The Miscellaneous group is the most technically exhaustive of this comparison — and yet it yields the most straightforward verdict. Every single specification listed here is identical between the two machines: the same Blackwell GPU architecture, the same 256-bit memory bus with 811.5 GB/s peak bandwidth, the same 10,496 shading units, the same CPU cache hierarchy (36 MB L3, 40 MB L2), the same 95W TDP, and the same support for Intel Resizable BAR, ECC memory, and big.LITTLE CPU design. This is not a coincidence — it is a reflection of both laptops being built around identical CPU and GPU silicon with no differentiation at the architectural level.

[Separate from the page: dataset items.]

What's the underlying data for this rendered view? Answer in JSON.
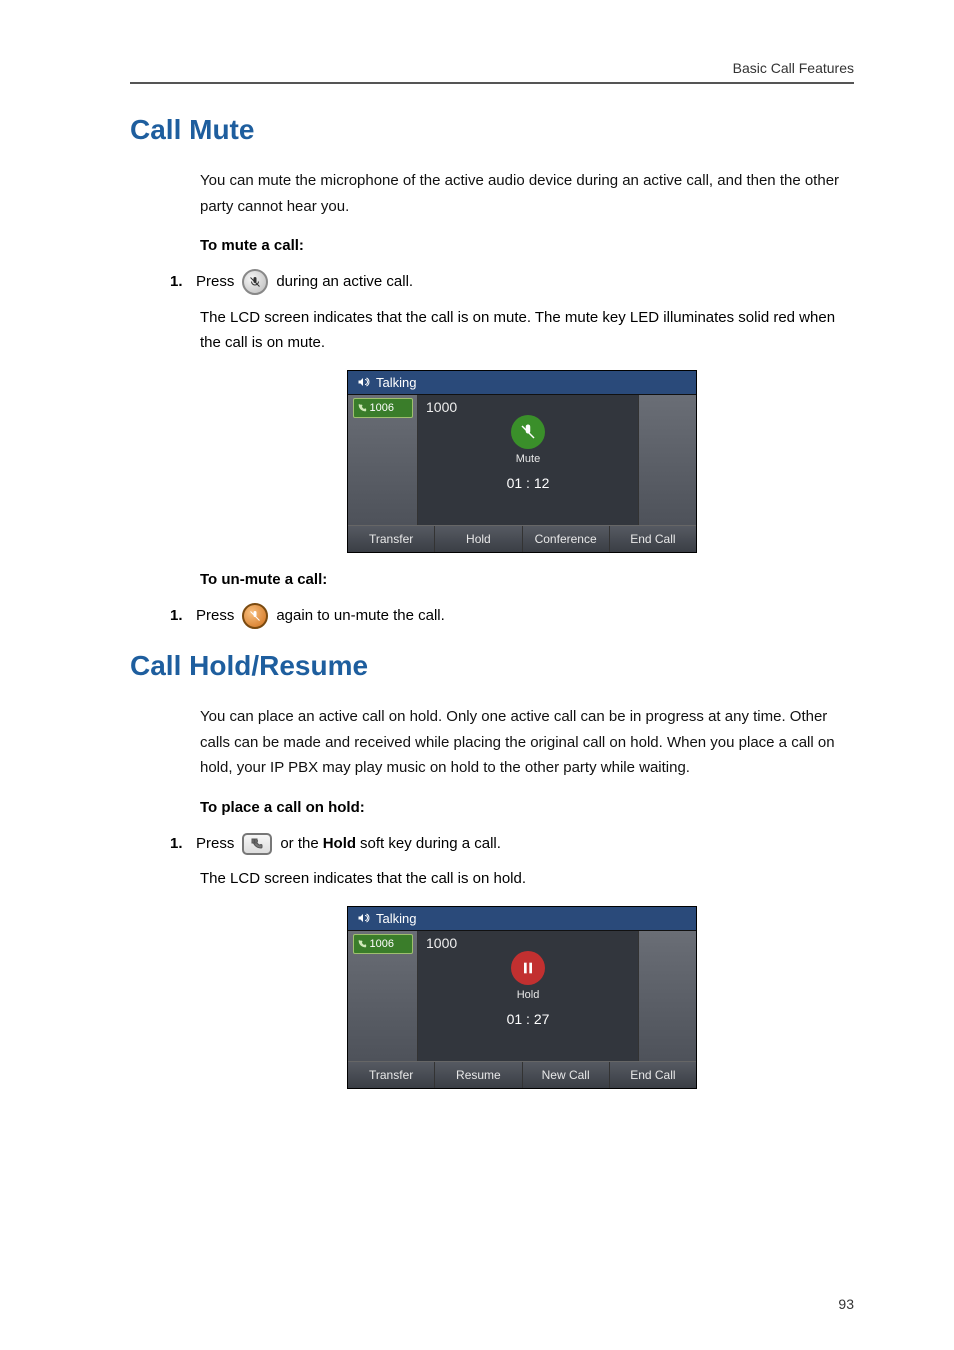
{
  "running_head": "Basic Call Features",
  "page_number": "93",
  "mute": {
    "heading": "Call Mute",
    "intro": "You can mute the microphone of the active audio device during an active call, and then the other party cannot hear you.",
    "to_mute_label": "To mute a call:",
    "step1_num": "1.",
    "step1_a": "Press",
    "step1_b": "during an active call.",
    "result": "The LCD screen indicates that the call is on mute. The mute key LED illuminates solid red when the call is on mute.",
    "to_unmute_label": "To un-mute a call:",
    "un_step1_num": "1.",
    "un_step1_a": "Press",
    "un_step1_b": "again to un-mute the call."
  },
  "hold": {
    "heading": "Call Hold/Resume",
    "intro": "You can place an active call on hold. Only one active call can be in progress at any time. Other calls can be made and received while placing the original call on hold. When you place a call on hold, your IP PBX may play music on hold to the other party while waiting.",
    "to_hold_label": "To place a call on hold:",
    "step1_num": "1.",
    "step1_a": "Press",
    "step1_b": "or the",
    "step1_bold": "Hold",
    "step1_c": "soft key during a call.",
    "result": "The LCD screen indicates that the call is on hold."
  },
  "screens": {
    "mute": {
      "title": "Talking",
      "account": "1006",
      "remote": "1000",
      "status": "Mute",
      "timer": "01 : 12",
      "softkeys": [
        "Transfer",
        "Hold",
        "Conference",
        "End Call"
      ]
    },
    "hold": {
      "title": "Talking",
      "account": "1006",
      "remote": "1000",
      "status": "Hold",
      "timer": "01 : 27",
      "softkeys": [
        "Transfer",
        "Resume",
        "New Call",
        "End Call"
      ]
    }
  }
}
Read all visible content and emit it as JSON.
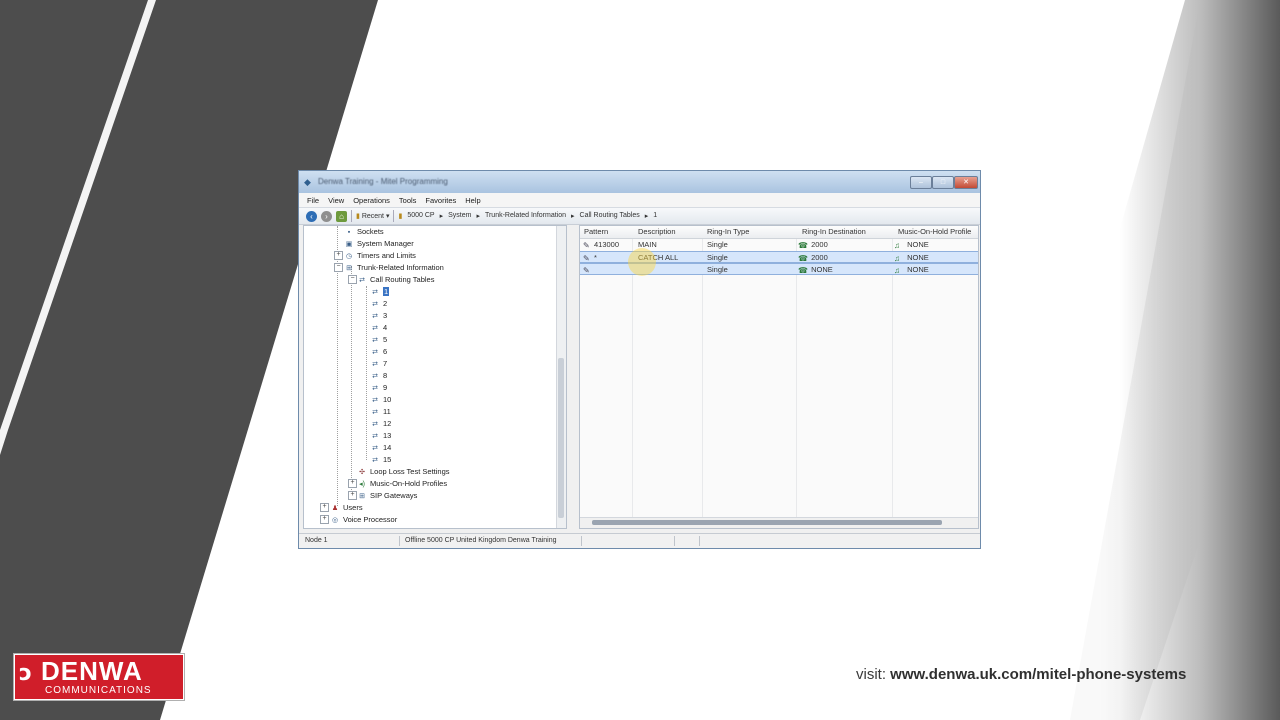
{
  "window": {
    "title": "Denwa Training - Mitel Programming",
    "min_label": "–",
    "max_label": "□",
    "close_label": "✕"
  },
  "menu": [
    "File",
    "View",
    "Operations",
    "Tools",
    "Favorites",
    "Help"
  ],
  "toolbar": {
    "recent_label": "Recent",
    "breadcrumb": [
      "5000 CP",
      "System",
      "Trunk-Related Information",
      "Call Routing Tables",
      "1"
    ]
  },
  "tree": {
    "items": [
      {
        "label": "Sockets"
      },
      {
        "label": "System Manager"
      },
      {
        "label": "Timers and Limits"
      },
      {
        "label": "Trunk-Related Information"
      },
      {
        "label": "Call Routing Tables"
      },
      {
        "label": "1"
      },
      {
        "label": "2"
      },
      {
        "label": "3"
      },
      {
        "label": "4"
      },
      {
        "label": "5"
      },
      {
        "label": "6"
      },
      {
        "label": "7"
      },
      {
        "label": "8"
      },
      {
        "label": "9"
      },
      {
        "label": "10"
      },
      {
        "label": "11"
      },
      {
        "label": "12"
      },
      {
        "label": "13"
      },
      {
        "label": "14"
      },
      {
        "label": "15"
      },
      {
        "label": "Loop Loss Test Settings"
      },
      {
        "label": "Music-On-Hold Profiles"
      },
      {
        "label": "SIP Gateways"
      },
      {
        "label": "Users"
      },
      {
        "label": "Voice Processor"
      }
    ]
  },
  "grid": {
    "columns": [
      "Pattern",
      "Description",
      "Ring-In Type",
      "Ring-In Destination",
      "Music-On-Hold Profile"
    ],
    "rows": [
      [
        "413000",
        "MAIN",
        "Single",
        "2000",
        "NONE"
      ],
      [
        "*",
        "CATCH ALL",
        "Single",
        "2000",
        "NONE"
      ],
      [
        "",
        "",
        "Single",
        "NONE",
        "NONE"
      ]
    ]
  },
  "status": {
    "node": "Node 1",
    "connection": "Offline 5000 CP United Kingdom Denwa Training"
  },
  "logo": {
    "name": "DENWA",
    "subtitle": "COMMUNICATIONS"
  },
  "footer": {
    "visit_prefix": "visit: ",
    "url": "www.denwa.uk.com/mitel-phone-systems"
  }
}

A few of these shared specs are worth contextualizing for prospective buyers. The unlocked CPU multiplier on both machines signals overclocking potential, which is relevant for enthusiasts who want to push beyond stock performance. ECC memory support is an unusual feature at this tier and points to workstation-adjacent use cases such as data integrity-sensitive compute tasks. The 811.5 GB/s memory bandwidth figure, driven by the GDDR7 memory bus, is a headline number for GPU-accelerated workloads — AI inference, rendering, and simulation pipelines all benefit directly from that headroom.

This group is an unambiguous tie — not a close one, but a complete one. There is no specification in this entire group that differs between the Asus ROG Strix Scar 16 and the MSI Vector 18, making it impossible to award either machine an edge based solely on the data provided here.

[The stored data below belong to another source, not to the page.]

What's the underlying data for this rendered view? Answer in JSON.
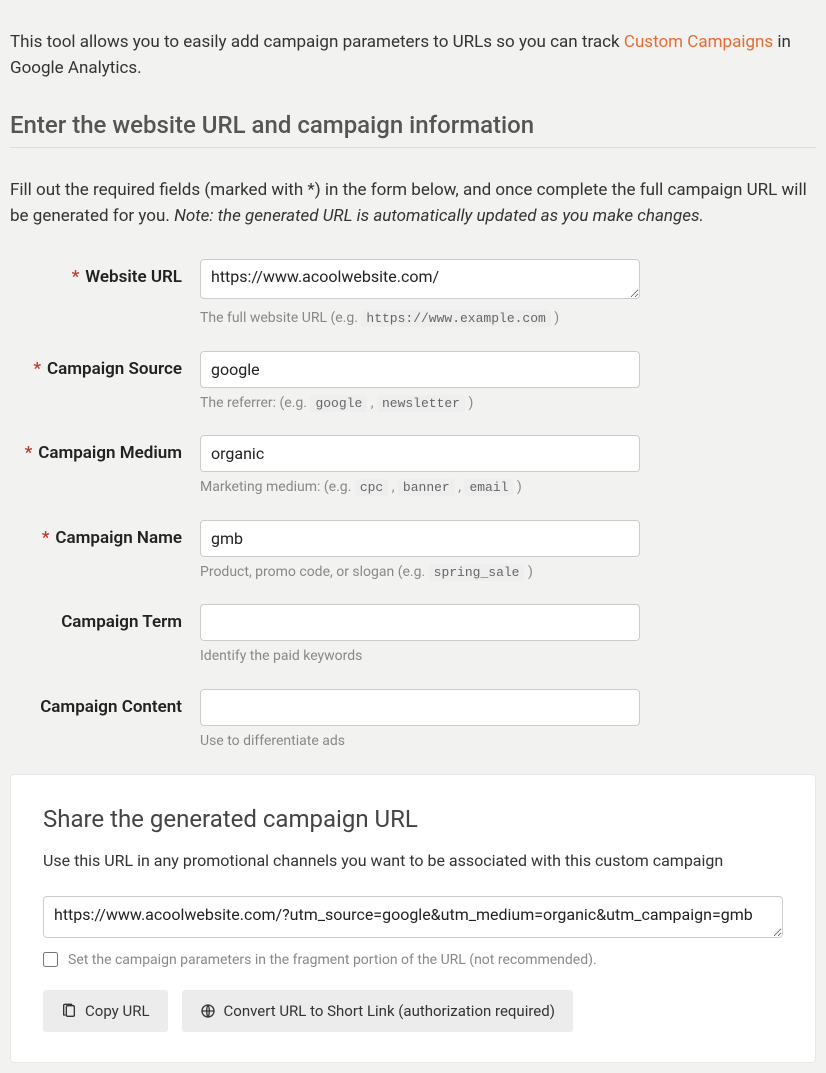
{
  "intro": {
    "pre": "This tool allows you to easily add campaign parameters to URLs so you can track ",
    "link": "Custom Campaigns",
    "post": " in Google Analytics."
  },
  "heading": "Enter the website URL and campaign information",
  "instructions": {
    "text": "Fill out the required fields (marked with *) in the form below, and once complete the full campaign URL will be generated for you. ",
    "note": "Note: the generated URL is automatically updated as you make changes."
  },
  "fields": {
    "url": {
      "label": "Website URL",
      "value": "https://www.acoolwebsite.com/",
      "help_pre": "The full website URL (e.g. ",
      "help_code": "https://www.example.com",
      "help_post": " )",
      "required": true
    },
    "source": {
      "label": "Campaign Source",
      "value": "google",
      "help_pre": "The referrer: (e.g. ",
      "help_code1": "google",
      "help_sep": " , ",
      "help_code2": "newsletter",
      "help_post": " )",
      "required": true
    },
    "medium": {
      "label": "Campaign Medium",
      "value": "organic",
      "help_pre": "Marketing medium: (e.g. ",
      "help_code1": "cpc",
      "help_code2": "banner",
      "help_code3": "email",
      "help_sep": " , ",
      "help_post": " )",
      "required": true
    },
    "name": {
      "label": "Campaign Name",
      "value": "gmb",
      "help_pre": "Product, promo code, or slogan (e.g. ",
      "help_code": "spring_sale",
      "help_post": " )",
      "required": true
    },
    "term": {
      "label": "Campaign Term",
      "value": "",
      "help": "Identify the paid keywords",
      "required": false
    },
    "content": {
      "label": "Campaign Content",
      "value": "",
      "help": "Use to differentiate ads",
      "required": false
    }
  },
  "share": {
    "heading": "Share the generated campaign URL",
    "desc": "Use this URL in any promotional channels you want to be associated with this custom campaign",
    "url": "https://www.acoolwebsite.com/?utm_source=google&utm_medium=organic&utm_campaign=gmb",
    "fragment_label": "Set the campaign parameters in the fragment portion of the URL (not recommended).",
    "copy_label": "Copy URL",
    "convert_label": "Convert URL to Short Link (authorization required)"
  }
}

Comparison Summary & Verdict

After examining every specification, both laptops prove themselves as top-tier gaming powerhouses with identical CPU performance, GPU architecture, and benchmark results. The Asus ROG Strix Scar 16 (2025) G635LX stands out for users who value a more portable form factor, with its lighter 2850g chassis, a sharper Mini-LED display with anti-reflection coating, Dolby Atmos audio, 3D facial recognition, and a built-in ethernet port. The MSI Vector 18 HX AI A2XW (2025) 18″, on the other hand, appeals to those who want a larger 18″ screen, a higher maximum RAM capacity of 96GB, faster 6400MHz memory, a bigger 99Wh battery, and the convenience of an external memory card slot. In short, choose the Asus for a more refined and portable premium experience, and the MSI if you prioritize a larger display, greater upgrade potential, and expandable storage flexibility.

Asus ROG Strix Scar 16 (2025) G635LX 16
Buy Asus ROG Strix Scar 16 (2025) G635LX 16" Intel Core Ultra 9 275HX 2.7GHz / Nvidia GeForce RTX 5090 Laptop / 64GB RAM / 2TB SSD + 2TB SSD if...

Buy the Asus ROG Strix Scar 16 (2025) G635LX 16″ Intel Core Ultra 9 275HX 2.7GHz / Nvidia GeForce RTX 5090 Laptop / 64GB RAM / 2TB SSD + 2TB SSD if you want a lighter and more compact gaming laptop with a superior Mini-LED display featuring an anti-reflection coating, Dolby Atmos sound, 3D facial recognition, and a built-in ethernet port.

MSI Vector 18 HX AI A2XW (2025) 18
Buy MSI Vector 18 HX AI A2XW (2025) 18" if...

Buy the MSI Vector 18 HX AI A2XW (2025) 18″ if you prefer a larger 18″ screen, faster 6400MHz RAM, the ability to upgrade up to 96GB of memory, a larger 99Wh battery, and the added convenience of an external memory card slot.